One more recurring experience is cultural. Rules like this expose whether a company truly treats export compliance as an enterprise function or as a lonely corner-office hobby. The businesses that handle these shifts best usually already have cross-functional coordination, escalation pathways, and enough internal credibility for compliance to stop a shipment when needed. The ones that struggle are often the businesses where compliance is invited into the conversation after the quote is issued, the contract is signed, and the truck is warming up outside.

So while the BIS affiliate expansion may sound technical, the lived experience is very human: uncertainty, urgency, negotiation, data gaps, and a lot of urgent calendar invites. Behind every elegant regulatory summary is a team somewhere saying, “Wait, who owns this company, and why are there five versions of the answer?”

Final Takeaway

BIS’s expansion of export controls to affiliates of listed entities was more than a technical amendment. It was a statement about how the U.S. government now views corporate ownership, diversion risk, and compliance responsibility. Even with the later one-year suspension, the policy direction is hard to miss.
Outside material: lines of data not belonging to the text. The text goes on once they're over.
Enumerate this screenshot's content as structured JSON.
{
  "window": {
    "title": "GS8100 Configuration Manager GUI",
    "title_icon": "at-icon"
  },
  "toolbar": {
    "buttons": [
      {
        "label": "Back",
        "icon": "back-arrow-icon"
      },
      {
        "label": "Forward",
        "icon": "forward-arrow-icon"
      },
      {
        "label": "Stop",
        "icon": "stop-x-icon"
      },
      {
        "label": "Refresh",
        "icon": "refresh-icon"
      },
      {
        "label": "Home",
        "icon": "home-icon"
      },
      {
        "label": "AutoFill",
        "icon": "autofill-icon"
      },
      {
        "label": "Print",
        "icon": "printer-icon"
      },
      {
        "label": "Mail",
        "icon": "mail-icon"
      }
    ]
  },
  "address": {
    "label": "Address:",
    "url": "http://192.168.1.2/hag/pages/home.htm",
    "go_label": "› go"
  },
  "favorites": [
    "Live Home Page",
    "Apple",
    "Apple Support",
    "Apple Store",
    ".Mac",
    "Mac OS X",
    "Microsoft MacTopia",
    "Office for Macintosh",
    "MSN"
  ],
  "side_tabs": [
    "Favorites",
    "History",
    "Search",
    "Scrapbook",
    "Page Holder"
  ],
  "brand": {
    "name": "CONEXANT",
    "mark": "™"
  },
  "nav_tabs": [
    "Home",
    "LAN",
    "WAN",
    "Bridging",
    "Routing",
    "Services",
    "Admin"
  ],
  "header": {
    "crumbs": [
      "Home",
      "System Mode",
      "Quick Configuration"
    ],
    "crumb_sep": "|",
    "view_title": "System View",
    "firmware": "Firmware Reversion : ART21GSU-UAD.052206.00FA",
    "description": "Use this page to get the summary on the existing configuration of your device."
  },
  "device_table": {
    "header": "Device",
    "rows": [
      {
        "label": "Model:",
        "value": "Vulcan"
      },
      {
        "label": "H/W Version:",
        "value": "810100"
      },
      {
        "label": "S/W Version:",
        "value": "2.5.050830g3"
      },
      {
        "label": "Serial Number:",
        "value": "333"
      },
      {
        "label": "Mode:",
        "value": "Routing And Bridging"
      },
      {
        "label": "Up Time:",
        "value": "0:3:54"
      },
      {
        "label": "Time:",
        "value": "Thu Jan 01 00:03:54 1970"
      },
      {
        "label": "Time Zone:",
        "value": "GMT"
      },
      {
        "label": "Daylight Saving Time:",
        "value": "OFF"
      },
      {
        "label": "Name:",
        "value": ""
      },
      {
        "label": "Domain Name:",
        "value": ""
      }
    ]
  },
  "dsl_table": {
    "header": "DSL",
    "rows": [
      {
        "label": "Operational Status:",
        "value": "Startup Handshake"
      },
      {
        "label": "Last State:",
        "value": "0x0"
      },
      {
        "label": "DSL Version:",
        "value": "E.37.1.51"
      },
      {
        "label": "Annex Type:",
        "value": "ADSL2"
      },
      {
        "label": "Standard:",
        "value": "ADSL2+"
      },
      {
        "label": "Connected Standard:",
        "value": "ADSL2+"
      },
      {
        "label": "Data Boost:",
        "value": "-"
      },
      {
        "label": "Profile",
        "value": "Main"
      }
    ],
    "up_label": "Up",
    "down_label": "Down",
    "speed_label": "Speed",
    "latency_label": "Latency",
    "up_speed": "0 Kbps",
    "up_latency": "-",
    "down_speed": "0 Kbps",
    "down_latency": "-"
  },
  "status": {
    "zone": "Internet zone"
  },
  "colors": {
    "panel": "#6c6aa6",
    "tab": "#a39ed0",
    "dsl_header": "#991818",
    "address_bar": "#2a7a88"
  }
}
BIS expects companies to look beyond names on lists, understand ownership chains, investigate red flags, and document the effort.

For businesses that touch cross-border technology, components, software, or equipment, the safest assumption is not that the pause makes the issue disappear. The safest assumption is that ownership-based diligence is now part of serious export compliance. Companies that treat this as a temporary curiosity may eventually discover that BIS has an excellent memory and very little patience for “We thought the affiliate didn’t count.”